History and culture - Front Range
Englewood grew out of Orchard Place and Cherrelyn
Before it was Englewood, this Arapahoe County city was a cluster of communities including Orchard Place and Cherrelyn, joined into one city in 1903.
Published June 10, 2026 - Last verified June 12, 2026
The name Englewood does not explain itself, so the city’s history is worth a short read. Today’s Englewood, in Arapahoe County just south of Denver, was once several smaller communities that decided to join together.
One early settlement here was called Orchard Place, tied to a homesteader who farmed the land in the mid-1800s. Nearby was an area called Cherrelyn, remembered today for a horsecar line that once carried passengers up a hill. In 1903, residents voted to combine Orchard Place, Cherrelyn, and the surrounding area into a single incorporated city, which they named Englewood.
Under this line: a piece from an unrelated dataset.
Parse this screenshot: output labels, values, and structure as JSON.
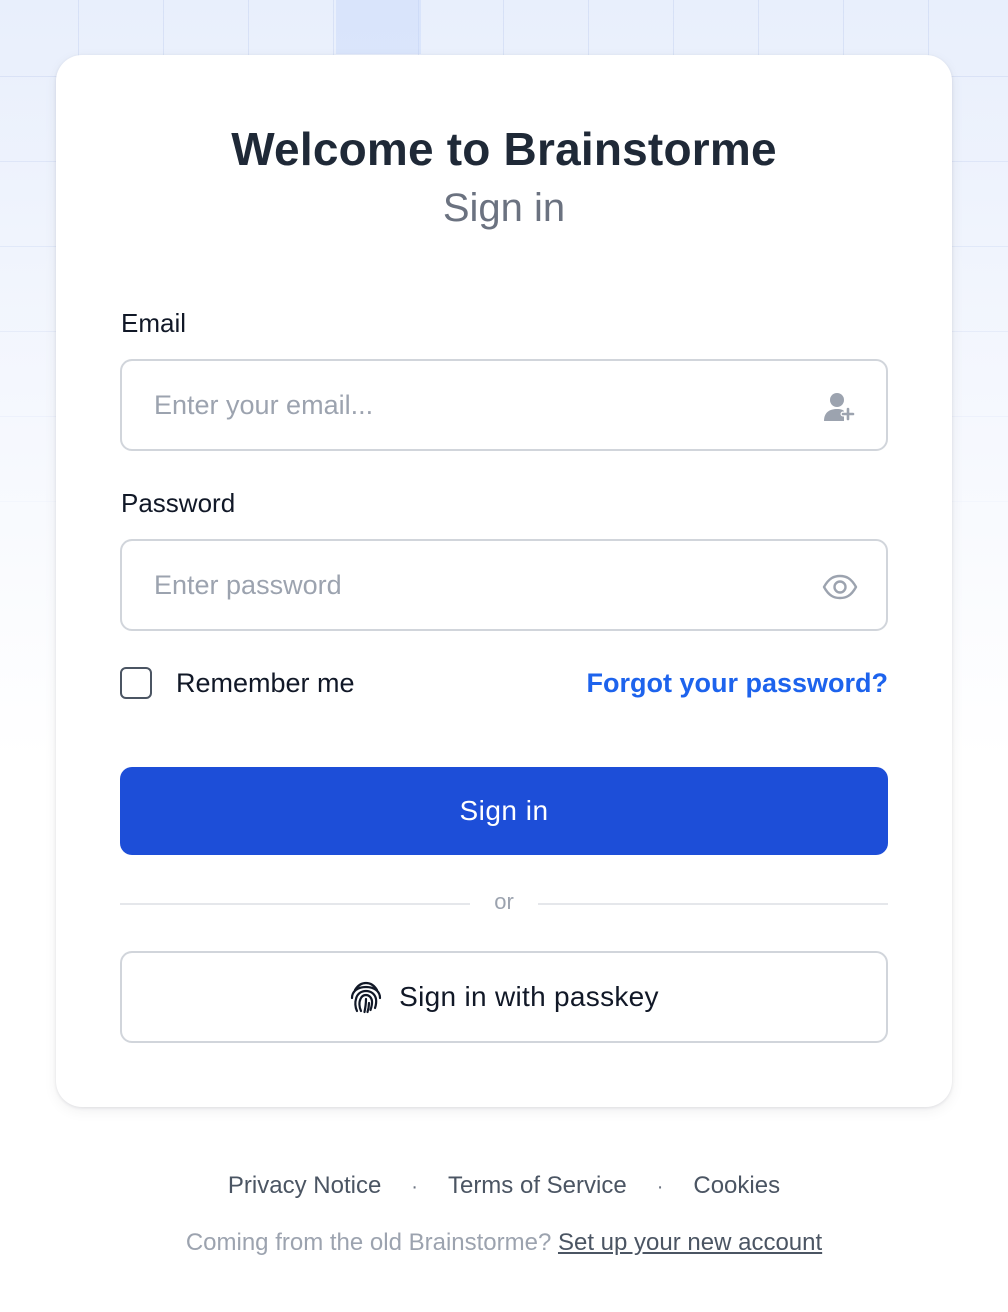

Why this is handy to know: street names, old plats, and neighborhood nicknames in Englewood can still reflect those earlier communities. If you are researching a property’s history or just trying to make sense of how the city is stitched together, knowing it formed from several pieces clears up a lot.
Englewood is its own city with its own government, separate from the county and from neighboring cities, so its rules and services are set locally. For the founding story and the older community names, check the City of Englewood’s history pages.